Until three years ago, the company had a simple organizational structure basically separated into plumbing and heating categories. They reorganized as part of a long-term transition away from commodity representation to put more emphasis on product lines that demand more in the way of technical expertise, training and other support services that are the firm's competitive edge.
The sales effort is organized into two main groups. The Distribution Group (DG), headed by Parker Wheat, represents lines that are sold through wholesale distribution. Six regional managers report to him. They and the sales reps working for them are charged with making sure that wholesalers receive constant attention relative to products, programs and new product introductions. These are the people who do counter days, wholesaler trade shows, cover showroom relationships and travel with the wholesaler's outside sales force.
The Engineered Products Group (EPG) is headed by Vice President of Engineered Products Jeff Dirksen. EPG covers commercial or engineered products going into bid and spec or design-build projects. Its sales force calls on contractors, engineers, architects, industrial accounts and end users. Some of its products, such as rooftop cooling towers, typically get sold directly to mechanical contractors per industry custom.

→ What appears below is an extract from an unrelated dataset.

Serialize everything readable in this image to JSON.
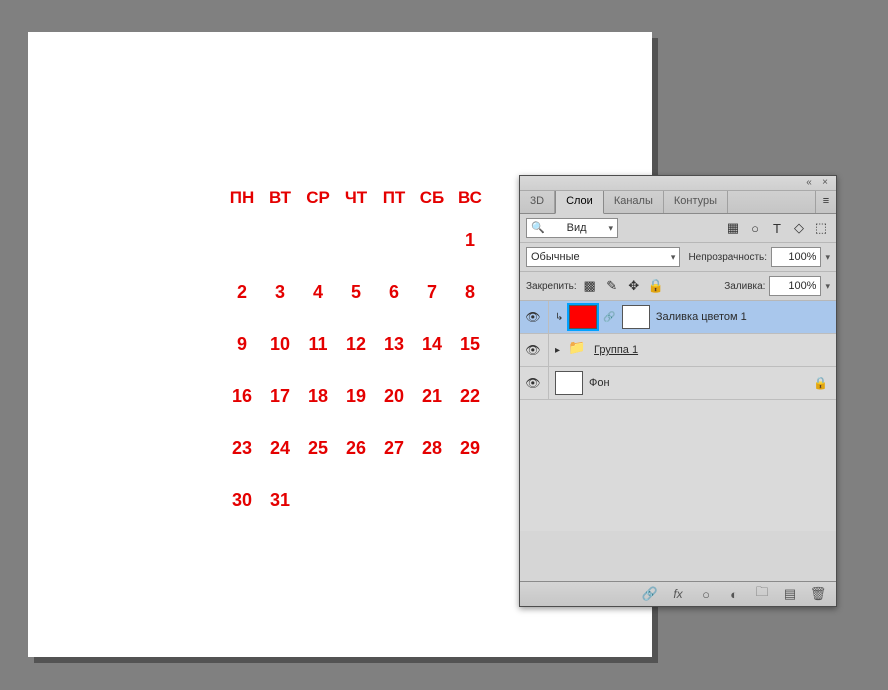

"Historically, small successful rep firms wrote orders based on relationships," observes Joe Swan. "Today, the successful rep firms are strategically focused on enhancing productivity through the use of technology and process improvement."
This is especially true with both wholesalers and manufacturers relying more heavily on their reps for training, technical and marketing support. "Like all businesses today, Emerson-Swan has been impacted by the consolidation issue and its challenges," says Swan. "Strategically, we are anticipating further consolidation, and are planning for that future."